Die Policy Study „Taking the temperature of the EU Green Deal“, entstanden im Rahmen des Young Academics Network von Renner-Institut und FEPS, untersucht den Einfluss von Interessensvertretungen und Lobbygruppen auf den EU Green Deal anhand der beiden Politikbereiche Biodiversität und Wasserstoff. Die drei Mit-Autoren Thomas Fröhlich, Hendrik Theine und Timon Forster erklären, was sie dabei herausgefunden haben.

In eurer Studie beschäftigt ihr euch mit dem European Green Deal. Warum habt ihr euch dieses Thema ausgesucht?

Thomas: Der European Green Deal (EGD) ist die zentrale Strategie der Europäischen Union bis wir Net-Zero, also null Treibhausgasemissionen erreicht haben.
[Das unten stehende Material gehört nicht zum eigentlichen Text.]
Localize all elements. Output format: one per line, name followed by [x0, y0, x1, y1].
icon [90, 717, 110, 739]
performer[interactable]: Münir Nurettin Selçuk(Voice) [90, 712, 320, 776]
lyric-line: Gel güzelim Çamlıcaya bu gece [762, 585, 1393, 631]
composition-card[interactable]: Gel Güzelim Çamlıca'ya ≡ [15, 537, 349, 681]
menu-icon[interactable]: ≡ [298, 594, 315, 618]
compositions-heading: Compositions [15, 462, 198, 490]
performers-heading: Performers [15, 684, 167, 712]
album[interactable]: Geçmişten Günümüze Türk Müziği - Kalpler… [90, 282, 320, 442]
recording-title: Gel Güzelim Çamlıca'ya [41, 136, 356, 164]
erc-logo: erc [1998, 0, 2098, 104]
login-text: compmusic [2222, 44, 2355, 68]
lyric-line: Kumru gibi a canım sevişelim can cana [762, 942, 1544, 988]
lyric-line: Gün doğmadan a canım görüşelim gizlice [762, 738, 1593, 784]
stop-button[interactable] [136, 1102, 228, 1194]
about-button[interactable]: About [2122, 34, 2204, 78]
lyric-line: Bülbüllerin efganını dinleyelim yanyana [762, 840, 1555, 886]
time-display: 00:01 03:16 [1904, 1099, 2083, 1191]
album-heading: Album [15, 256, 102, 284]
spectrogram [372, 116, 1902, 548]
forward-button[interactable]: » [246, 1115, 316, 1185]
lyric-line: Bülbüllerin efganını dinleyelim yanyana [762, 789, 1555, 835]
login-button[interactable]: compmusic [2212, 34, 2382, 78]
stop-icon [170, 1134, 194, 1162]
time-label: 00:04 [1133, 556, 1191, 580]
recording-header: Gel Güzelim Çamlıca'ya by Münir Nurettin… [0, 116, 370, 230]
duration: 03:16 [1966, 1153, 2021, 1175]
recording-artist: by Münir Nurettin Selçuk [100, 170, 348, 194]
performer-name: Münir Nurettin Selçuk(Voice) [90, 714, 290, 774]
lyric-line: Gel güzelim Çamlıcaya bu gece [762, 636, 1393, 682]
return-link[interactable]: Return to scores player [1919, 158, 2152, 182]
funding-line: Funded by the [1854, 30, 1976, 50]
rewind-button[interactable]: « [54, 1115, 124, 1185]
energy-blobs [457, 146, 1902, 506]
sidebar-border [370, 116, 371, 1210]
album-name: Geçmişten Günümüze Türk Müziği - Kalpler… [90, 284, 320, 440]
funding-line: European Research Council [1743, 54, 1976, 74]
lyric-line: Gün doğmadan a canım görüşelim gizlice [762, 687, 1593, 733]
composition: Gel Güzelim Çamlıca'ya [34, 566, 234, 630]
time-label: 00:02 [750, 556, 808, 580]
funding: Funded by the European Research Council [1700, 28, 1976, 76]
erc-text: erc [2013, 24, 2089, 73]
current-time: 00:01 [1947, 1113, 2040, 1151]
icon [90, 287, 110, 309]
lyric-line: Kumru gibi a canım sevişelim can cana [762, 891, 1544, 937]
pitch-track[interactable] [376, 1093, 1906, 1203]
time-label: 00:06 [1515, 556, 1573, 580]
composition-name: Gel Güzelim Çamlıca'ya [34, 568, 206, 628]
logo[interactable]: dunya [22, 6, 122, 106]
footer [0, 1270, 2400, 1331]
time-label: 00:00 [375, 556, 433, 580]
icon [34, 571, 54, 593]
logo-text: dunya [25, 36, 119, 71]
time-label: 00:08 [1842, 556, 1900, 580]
Der EGD umfasst allerlei Politikfelder und Lebensbereiche – alle Europäer:innen sind in einer Form davon betroffen. Man hört unglaublich viele unterschiedliche Interpretationen und Einschätzungen. Da war es sehr spannend, sich tiefer mit dem Thema zu beschäftigen und sich selbst ein Bild zu machen.

Euer Fokus liegt auf dem Einfluss von Interessensvertretungen und Lobbygruppen. Wie kommt man zu Informationen über die Arbeit dieser Gruppen?

Hendrik: Das spannende an Interessensvertretungen und Lobbygruppen ist, dass deren Arbeit gleichzeitig sehr transparent und verschlossen ist. Viele dieser Organisationen sagen zum Beispiel auf ihrer Website recht offen und eindeutig, was ihre Position zu bestimmten Themen und Entwicklungen ist. Gleichzeitig wissen wir oft nur sehr wenig darüber, wie genau Interessensvertretungen und Lobbygruppen Einfluss nehmen und welchen Erfolg sie dabei haben.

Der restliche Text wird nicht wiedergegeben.